View source on GitHub |
Class for representing a trainable relative quantile constraint.
Inherits From: NeuralConstraint
, BaseConstraint
tf_agents.bandits.policies.constraints.RelativeQuantileConstraint(
time_step_spec: tf_agents.typing.types.TimeStep
,
action_spec: tf_agents.typing.types.BoundedTensorSpec
,
constraint_network: tf_agents.typing.types.Network
,
quantile: float = 0.5,
comparator_fn: tf_agents.typing.types.ComparatorFn
= tf.greater,
baseline_action_fn: Optional[Callable[[types.Tensor], types.Tensor]] = None,
name: Text = 'RelativeQuantileConstraint'
)
This constraint class implements a relative quantile constraint such as
Q_tau(action) >= Q_tau(baseline_action)
or
Q_tau(action) <= Q_tau(baseline_action)
Attributes | |
---|---|
constraint_network
|
|
observation_spec
|
Methods
compute_loss
compute_loss(
observations: tf_agents.typing.types.NestedTensor
,
actions: tf_agents.typing.types.NestedTensor
,
rewards: tf_agents.typing.types.Tensor
,
weights: Optional[types.Float] = None,
training: bool = False
) -> tf_agents.typing.types.Tensor
Computes loss for training the constraint network.
Args | |
---|---|
observations
|
A batch of observations. |
actions
|
A batch of actions. |
rewards
|
A batch of rewards. |
weights
|
Optional scalar or elementwise (per-batch-entry) importance weights.
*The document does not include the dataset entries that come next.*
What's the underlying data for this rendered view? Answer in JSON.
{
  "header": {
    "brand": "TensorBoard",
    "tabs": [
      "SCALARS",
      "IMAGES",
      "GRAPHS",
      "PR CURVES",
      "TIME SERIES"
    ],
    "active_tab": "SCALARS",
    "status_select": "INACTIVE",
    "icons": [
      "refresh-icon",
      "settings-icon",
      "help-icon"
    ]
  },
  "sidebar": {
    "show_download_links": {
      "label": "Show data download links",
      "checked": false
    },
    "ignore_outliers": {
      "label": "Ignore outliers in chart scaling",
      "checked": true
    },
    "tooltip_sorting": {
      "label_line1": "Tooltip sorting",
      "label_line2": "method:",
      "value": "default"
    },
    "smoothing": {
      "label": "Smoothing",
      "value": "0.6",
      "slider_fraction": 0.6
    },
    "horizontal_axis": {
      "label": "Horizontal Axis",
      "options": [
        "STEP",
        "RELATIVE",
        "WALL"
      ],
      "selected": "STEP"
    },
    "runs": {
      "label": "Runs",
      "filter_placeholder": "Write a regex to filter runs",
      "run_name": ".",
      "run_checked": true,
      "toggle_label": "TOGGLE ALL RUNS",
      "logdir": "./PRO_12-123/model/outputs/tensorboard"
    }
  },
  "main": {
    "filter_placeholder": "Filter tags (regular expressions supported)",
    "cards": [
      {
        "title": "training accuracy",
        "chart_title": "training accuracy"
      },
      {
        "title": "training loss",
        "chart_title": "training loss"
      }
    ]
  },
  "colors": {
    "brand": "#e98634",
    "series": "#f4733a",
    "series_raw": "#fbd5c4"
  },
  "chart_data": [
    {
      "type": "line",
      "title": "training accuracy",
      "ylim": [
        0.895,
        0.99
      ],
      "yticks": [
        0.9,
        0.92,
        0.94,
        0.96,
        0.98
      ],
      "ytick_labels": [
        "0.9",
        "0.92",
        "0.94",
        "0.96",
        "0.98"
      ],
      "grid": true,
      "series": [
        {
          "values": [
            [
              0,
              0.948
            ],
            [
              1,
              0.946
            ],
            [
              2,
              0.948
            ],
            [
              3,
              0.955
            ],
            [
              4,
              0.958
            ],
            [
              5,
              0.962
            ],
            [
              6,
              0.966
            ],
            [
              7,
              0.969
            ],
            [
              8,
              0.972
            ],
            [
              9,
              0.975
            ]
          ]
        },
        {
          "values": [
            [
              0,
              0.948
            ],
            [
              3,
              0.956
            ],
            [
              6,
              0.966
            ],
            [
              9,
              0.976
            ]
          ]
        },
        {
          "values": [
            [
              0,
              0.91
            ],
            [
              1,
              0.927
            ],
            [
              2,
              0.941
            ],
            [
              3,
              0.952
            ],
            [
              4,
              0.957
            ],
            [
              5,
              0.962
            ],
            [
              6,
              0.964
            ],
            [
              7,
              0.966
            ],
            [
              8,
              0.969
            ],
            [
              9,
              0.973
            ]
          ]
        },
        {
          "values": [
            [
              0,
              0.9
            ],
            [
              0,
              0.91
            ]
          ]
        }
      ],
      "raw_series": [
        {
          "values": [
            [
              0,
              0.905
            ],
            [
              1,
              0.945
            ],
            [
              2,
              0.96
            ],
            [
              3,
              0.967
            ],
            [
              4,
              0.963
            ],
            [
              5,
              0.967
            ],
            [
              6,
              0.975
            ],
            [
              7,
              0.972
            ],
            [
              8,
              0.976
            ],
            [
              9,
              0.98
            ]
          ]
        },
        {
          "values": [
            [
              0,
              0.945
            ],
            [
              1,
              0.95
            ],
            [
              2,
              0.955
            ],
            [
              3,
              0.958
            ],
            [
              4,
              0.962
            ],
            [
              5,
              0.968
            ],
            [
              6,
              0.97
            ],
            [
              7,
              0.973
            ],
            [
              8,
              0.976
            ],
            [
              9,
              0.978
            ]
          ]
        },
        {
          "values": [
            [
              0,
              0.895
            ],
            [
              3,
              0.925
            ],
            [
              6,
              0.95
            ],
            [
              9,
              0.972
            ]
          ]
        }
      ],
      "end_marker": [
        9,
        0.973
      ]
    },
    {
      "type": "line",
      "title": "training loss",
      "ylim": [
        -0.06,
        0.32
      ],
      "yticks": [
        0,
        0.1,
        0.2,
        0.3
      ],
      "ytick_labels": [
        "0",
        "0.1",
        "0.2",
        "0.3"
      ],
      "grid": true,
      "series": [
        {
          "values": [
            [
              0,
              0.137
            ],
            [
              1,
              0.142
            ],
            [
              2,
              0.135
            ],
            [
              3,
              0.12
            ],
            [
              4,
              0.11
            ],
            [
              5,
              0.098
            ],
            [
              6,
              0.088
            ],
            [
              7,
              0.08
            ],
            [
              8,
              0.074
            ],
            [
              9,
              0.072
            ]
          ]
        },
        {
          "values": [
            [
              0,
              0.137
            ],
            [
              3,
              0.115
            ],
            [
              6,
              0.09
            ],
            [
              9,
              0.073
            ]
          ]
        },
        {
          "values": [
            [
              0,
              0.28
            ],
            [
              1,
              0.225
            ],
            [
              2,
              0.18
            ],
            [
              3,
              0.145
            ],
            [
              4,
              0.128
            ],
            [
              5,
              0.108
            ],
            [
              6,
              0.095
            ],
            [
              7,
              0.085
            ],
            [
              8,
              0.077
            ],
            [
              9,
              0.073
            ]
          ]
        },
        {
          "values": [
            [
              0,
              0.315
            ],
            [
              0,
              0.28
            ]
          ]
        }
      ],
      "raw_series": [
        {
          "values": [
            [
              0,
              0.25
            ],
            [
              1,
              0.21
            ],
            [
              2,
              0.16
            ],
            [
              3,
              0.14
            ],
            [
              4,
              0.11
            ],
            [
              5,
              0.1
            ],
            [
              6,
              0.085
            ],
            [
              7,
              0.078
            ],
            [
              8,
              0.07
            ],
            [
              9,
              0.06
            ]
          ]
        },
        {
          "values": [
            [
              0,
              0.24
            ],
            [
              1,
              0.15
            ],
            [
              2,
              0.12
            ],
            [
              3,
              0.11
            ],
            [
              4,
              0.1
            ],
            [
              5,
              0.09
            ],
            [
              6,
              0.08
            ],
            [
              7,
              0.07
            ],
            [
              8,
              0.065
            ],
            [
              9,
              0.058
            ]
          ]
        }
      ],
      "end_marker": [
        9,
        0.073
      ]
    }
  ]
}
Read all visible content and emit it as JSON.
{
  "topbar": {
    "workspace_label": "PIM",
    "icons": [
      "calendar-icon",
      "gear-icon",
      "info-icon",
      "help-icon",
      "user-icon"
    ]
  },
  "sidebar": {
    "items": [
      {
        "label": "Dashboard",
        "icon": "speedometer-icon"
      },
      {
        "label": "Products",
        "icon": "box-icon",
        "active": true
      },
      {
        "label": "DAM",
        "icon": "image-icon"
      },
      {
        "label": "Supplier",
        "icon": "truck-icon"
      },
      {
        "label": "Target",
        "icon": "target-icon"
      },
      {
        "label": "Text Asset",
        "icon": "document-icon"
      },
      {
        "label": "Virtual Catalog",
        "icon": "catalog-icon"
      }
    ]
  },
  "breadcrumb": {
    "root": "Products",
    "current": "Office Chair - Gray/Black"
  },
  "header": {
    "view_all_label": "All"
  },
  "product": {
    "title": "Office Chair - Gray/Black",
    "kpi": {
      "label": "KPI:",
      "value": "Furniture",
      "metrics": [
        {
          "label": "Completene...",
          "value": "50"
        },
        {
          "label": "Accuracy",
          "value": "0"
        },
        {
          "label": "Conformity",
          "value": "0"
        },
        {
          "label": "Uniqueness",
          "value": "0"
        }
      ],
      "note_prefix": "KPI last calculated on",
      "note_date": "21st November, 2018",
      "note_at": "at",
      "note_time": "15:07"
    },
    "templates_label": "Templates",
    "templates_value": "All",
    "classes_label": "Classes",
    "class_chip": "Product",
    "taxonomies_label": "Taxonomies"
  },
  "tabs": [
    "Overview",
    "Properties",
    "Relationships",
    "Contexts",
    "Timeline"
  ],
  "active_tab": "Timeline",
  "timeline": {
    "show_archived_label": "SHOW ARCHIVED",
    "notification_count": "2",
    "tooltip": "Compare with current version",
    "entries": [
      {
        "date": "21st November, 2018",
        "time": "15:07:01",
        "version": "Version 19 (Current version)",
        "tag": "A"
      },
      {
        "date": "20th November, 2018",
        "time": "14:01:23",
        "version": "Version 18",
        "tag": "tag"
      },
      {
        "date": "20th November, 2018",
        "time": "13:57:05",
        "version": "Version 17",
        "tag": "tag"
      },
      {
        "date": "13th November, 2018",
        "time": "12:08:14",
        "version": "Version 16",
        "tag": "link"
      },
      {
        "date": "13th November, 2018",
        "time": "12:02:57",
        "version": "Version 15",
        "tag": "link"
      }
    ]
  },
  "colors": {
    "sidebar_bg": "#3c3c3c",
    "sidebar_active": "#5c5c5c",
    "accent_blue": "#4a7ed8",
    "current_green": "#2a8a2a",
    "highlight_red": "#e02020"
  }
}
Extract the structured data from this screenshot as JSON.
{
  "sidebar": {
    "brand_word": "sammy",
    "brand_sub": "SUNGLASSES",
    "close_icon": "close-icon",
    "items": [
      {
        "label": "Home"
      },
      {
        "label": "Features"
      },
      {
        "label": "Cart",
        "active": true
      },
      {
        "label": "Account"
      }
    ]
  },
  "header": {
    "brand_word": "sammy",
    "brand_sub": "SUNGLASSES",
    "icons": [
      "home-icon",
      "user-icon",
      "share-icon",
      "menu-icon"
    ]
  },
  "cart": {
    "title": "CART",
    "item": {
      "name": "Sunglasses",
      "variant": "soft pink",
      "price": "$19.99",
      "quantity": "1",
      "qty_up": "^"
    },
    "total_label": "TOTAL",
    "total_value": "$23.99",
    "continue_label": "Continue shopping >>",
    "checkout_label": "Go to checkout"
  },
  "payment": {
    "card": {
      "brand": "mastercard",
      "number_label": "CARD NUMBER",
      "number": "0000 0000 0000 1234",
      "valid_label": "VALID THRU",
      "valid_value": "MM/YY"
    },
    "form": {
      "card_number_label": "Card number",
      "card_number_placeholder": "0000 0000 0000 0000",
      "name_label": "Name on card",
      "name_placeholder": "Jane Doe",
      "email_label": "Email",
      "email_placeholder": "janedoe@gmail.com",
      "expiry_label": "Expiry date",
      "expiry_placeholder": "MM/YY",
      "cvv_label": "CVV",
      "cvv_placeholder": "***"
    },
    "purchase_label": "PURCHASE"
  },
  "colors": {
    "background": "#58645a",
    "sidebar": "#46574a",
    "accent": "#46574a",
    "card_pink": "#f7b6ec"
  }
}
The output batch loss will be scaled by these weights, and the final scalar loss is the mean of these values. |
training
|
Whether the loss is being used for training. |
Returns | |
---|---|
loss
|
A Tensor containing the loss for the training step.
|
initialize
initialize()
Returns an op to initialize the constraint.
__call__
__call__(
observation, actions=None
)
Returns the probability of input actions being feasible.